For television appearances over Skype during the lockdown, I’ve started to avoid the seemingly compulsory backdrop of well-stocked bookshelves. Early in the lockdown, I realized that some viewers seemed to be paying more attention to my books than to what I was actually saying. I hadn’t even thought to rearrange my tomes in such a way as to make myself look more cerebral. If I had, perhaps my Maeve Binchy collection wouldn’t have been quite so prominent.
The recent craze for demolishing statues has set my mind on a slippery slope. Is it really any great leap to suppose that the same activists who would see a statue of Mahatma Gandhi toppled for his ‘problematic’ views might not wish the same fate on Eric Gill’s sculpture of Prospero and Ariel on the facade of the BBC’s Broadcasting House in London? After all, this was a man who admitted to sexually abusing his daughters and the family dog, without the saving grace of having liberated India from the Raj. This week I’ve read the autobiography of the 16th-century Florentine goldsmith Benvenuto Cellini, whose bronze sculpture of Perseus with the head of Medusa is one of the defining images of Italian Mannerism. In spite of his claim to have developed a visible halo, it is clear that Cellini was no saint. He admits to seducing a 13-year-old girl, committing multiple homicides, and conjuring demons in the Colosseum. His Perseus stands in the Piazza della Signoria in Florence, his eyes lowered from the severed head he proudly holds aloft. It is an unforgettable sight, at once elegant and brutal, and I am relieved that the mania for expunging the sins of the past has not caught the imagination of our Italian cousins.

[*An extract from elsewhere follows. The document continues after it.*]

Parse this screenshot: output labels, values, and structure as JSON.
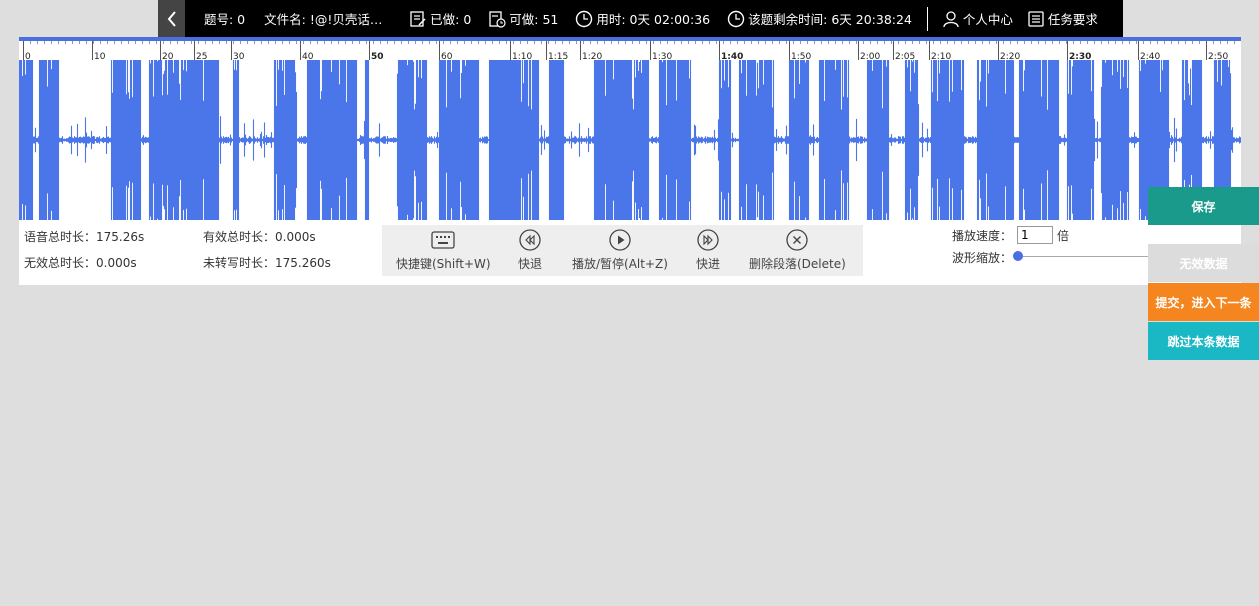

This bloodlust for moral purity has been extended to old comedy shows. Streaming services have been busy giving the Year Zero treatment to the likes of British TV favorites like The Mighty Boosh and Little Britain. Even the famous ‘Don’t mention the war’ episode of Fawlty Towers was caught up in the purge, before being fished out of the memory hole after a public backlash. I have no objection to those who might find these shows offensive, but surely the best solution is simply not to watch them. We are living through a frenzy of conformity; sensitive issues are avoided and major corporations — surely the least qualified to pontificate on ethical standards — are taking it upon themselves to educate the masses. If you ask Alexa — Amazon’s virtual home assistant — whether ‘all lives matter’, she rattles off a little sermon about how ‘black lives are disproportionately in danger in the fight against systemic racism and injustice’. And I’d assumed she was just there to help with the shopping.